The city instead wants the lawsuit consolidated with the ACLU's federal
civil rights lawsuit that claims the sale agreement allowing restrictions on
the Main Street Plaza violates the First Amendment rights of the ACLU's
clients.
Meanwhile, the court fight over the plaza turned nastier as ACLU attorney
Clark mailed Cutler a motion he plans to file asking a federal judge to
sanction the city attorneys for causing unnecessary delays by "filing
motions that make no procedural sense, spending what now must amount to
dozens of hours and thousands of dollars preparing multiple pleadings, when
the case could have been resolved amicably at much less cost to the public."
Clark expressed his frustration with the delays by City attorneys, "I'm not
going to let the city attorney file frivolous motion after frivolous motion
for as long as this lawsuit is pending. I want to send a message that that's
not the way this case ought to be litigated."

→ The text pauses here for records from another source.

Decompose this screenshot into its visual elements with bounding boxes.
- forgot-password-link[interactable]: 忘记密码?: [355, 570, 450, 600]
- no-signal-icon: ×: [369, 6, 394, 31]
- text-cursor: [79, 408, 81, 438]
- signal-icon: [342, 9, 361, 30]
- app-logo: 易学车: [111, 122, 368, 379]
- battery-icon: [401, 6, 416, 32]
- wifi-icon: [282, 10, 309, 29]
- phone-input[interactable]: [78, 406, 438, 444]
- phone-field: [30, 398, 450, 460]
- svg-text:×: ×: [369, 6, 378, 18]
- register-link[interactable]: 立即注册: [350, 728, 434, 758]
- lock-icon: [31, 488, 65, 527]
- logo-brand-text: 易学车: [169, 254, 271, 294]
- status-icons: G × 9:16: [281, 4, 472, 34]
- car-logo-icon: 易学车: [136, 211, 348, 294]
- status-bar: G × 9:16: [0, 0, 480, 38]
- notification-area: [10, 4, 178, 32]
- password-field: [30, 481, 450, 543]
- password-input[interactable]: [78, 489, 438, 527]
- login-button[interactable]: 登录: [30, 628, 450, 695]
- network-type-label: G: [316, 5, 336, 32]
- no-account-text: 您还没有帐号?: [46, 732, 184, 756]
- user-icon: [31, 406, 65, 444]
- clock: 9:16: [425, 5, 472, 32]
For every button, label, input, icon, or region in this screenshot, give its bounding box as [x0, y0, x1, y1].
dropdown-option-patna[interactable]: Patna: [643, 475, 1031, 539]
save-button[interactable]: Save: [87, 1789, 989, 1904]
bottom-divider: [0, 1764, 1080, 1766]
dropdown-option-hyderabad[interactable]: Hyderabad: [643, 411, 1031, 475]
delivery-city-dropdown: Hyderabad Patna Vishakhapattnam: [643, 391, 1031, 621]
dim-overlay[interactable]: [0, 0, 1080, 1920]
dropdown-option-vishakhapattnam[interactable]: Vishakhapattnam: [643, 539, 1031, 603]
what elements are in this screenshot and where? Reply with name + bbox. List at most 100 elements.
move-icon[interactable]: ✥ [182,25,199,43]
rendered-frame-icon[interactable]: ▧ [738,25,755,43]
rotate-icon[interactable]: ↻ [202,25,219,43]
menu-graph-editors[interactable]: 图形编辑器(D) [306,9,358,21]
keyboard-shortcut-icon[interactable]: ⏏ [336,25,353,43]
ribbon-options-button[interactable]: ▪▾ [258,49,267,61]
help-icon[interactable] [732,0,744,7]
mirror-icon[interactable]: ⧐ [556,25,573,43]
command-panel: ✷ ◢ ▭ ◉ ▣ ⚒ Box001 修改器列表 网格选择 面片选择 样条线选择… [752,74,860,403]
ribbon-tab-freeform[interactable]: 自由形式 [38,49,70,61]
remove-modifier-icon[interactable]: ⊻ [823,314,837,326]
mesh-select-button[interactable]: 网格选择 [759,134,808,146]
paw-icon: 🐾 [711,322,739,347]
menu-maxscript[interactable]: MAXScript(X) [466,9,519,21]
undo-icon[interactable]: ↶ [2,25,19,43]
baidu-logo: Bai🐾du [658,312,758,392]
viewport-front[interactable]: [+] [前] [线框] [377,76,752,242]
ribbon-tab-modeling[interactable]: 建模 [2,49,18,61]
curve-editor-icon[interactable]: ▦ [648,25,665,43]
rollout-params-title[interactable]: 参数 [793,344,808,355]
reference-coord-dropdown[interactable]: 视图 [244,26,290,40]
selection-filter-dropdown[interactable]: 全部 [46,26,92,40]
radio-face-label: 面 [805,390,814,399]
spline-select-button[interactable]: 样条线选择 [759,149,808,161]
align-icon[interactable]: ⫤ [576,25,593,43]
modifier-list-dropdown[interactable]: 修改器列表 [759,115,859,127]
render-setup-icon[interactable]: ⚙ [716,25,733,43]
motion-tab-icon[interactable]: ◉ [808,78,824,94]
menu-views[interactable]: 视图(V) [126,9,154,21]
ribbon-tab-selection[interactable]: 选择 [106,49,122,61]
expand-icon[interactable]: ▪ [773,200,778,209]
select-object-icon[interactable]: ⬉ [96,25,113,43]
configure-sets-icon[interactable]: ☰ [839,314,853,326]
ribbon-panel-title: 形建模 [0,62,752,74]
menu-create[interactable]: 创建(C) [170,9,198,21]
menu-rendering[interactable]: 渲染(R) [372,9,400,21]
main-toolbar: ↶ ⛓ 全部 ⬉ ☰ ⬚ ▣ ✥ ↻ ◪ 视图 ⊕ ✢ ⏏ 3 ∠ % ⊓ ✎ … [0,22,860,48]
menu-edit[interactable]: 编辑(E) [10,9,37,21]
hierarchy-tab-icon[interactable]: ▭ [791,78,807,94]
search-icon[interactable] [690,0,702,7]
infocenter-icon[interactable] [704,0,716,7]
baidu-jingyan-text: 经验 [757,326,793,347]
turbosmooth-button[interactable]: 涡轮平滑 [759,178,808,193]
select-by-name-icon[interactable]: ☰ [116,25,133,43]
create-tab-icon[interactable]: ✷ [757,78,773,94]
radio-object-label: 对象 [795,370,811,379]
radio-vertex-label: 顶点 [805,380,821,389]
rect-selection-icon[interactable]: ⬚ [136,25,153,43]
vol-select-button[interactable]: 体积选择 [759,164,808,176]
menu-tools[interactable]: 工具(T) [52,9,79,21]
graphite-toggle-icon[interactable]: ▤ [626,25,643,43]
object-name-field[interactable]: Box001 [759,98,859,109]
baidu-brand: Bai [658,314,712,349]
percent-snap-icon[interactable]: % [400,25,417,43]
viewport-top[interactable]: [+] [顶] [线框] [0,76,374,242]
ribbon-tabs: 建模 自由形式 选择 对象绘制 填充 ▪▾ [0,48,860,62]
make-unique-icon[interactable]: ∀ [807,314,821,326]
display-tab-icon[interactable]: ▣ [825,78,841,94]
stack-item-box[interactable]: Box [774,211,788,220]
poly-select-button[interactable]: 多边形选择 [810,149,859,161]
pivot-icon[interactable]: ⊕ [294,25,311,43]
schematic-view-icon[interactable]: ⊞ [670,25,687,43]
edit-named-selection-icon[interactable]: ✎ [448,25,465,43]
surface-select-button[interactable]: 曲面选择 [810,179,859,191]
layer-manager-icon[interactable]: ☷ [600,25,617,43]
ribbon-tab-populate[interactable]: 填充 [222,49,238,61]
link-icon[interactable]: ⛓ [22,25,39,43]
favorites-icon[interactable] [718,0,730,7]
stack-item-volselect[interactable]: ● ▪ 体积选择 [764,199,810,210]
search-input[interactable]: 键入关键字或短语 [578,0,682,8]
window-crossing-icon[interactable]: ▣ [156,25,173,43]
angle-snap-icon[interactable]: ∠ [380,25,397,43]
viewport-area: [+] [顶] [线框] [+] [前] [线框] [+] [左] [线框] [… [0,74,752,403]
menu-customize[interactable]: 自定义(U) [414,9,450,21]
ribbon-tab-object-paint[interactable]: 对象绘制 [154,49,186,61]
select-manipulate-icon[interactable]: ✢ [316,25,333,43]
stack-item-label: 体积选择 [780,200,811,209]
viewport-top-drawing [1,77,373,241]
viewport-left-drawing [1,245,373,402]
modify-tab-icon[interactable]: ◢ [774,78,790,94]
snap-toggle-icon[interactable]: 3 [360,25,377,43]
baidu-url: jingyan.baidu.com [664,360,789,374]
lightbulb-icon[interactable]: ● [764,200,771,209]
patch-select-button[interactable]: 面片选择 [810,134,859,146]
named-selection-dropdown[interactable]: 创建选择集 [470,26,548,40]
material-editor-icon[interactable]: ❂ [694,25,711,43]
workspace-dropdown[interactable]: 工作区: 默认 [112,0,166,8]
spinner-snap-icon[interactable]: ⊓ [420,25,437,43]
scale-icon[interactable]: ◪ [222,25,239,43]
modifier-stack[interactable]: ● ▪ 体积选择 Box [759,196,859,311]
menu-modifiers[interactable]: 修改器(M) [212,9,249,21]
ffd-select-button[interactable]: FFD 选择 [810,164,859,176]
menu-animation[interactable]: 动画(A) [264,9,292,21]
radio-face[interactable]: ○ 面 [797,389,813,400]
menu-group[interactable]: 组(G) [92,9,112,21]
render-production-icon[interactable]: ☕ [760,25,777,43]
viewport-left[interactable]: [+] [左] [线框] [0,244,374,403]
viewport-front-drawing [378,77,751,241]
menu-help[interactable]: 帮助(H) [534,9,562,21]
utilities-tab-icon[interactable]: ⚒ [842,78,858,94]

After the Salt Lake City Council amended the ordinance authorizing the Main
Street block sale to the Church on May 17th, Clark says he offered to
dismiss the case. He says that the City Council's resolution made clear that
the city never intended to make the plaza a public park, a fact that had
been ambiguous until then. But Clark says his request for $2,500 in costs
incurred to date to settle was turned down, as was a request to settle for
$1,500 for plaintiff Craig S. Axford, who had to pay that amount to file the
suit.
But Cutler claims that the ACLU filed improperly, and so the City shouldn't
have to pay, "We don't owe him any costs. He's the one who filed improperly
in our view, and we're not going to be blackmailed," Cutler said. "If he
wants to dismiss it, that will end it, and that's what ought to happen."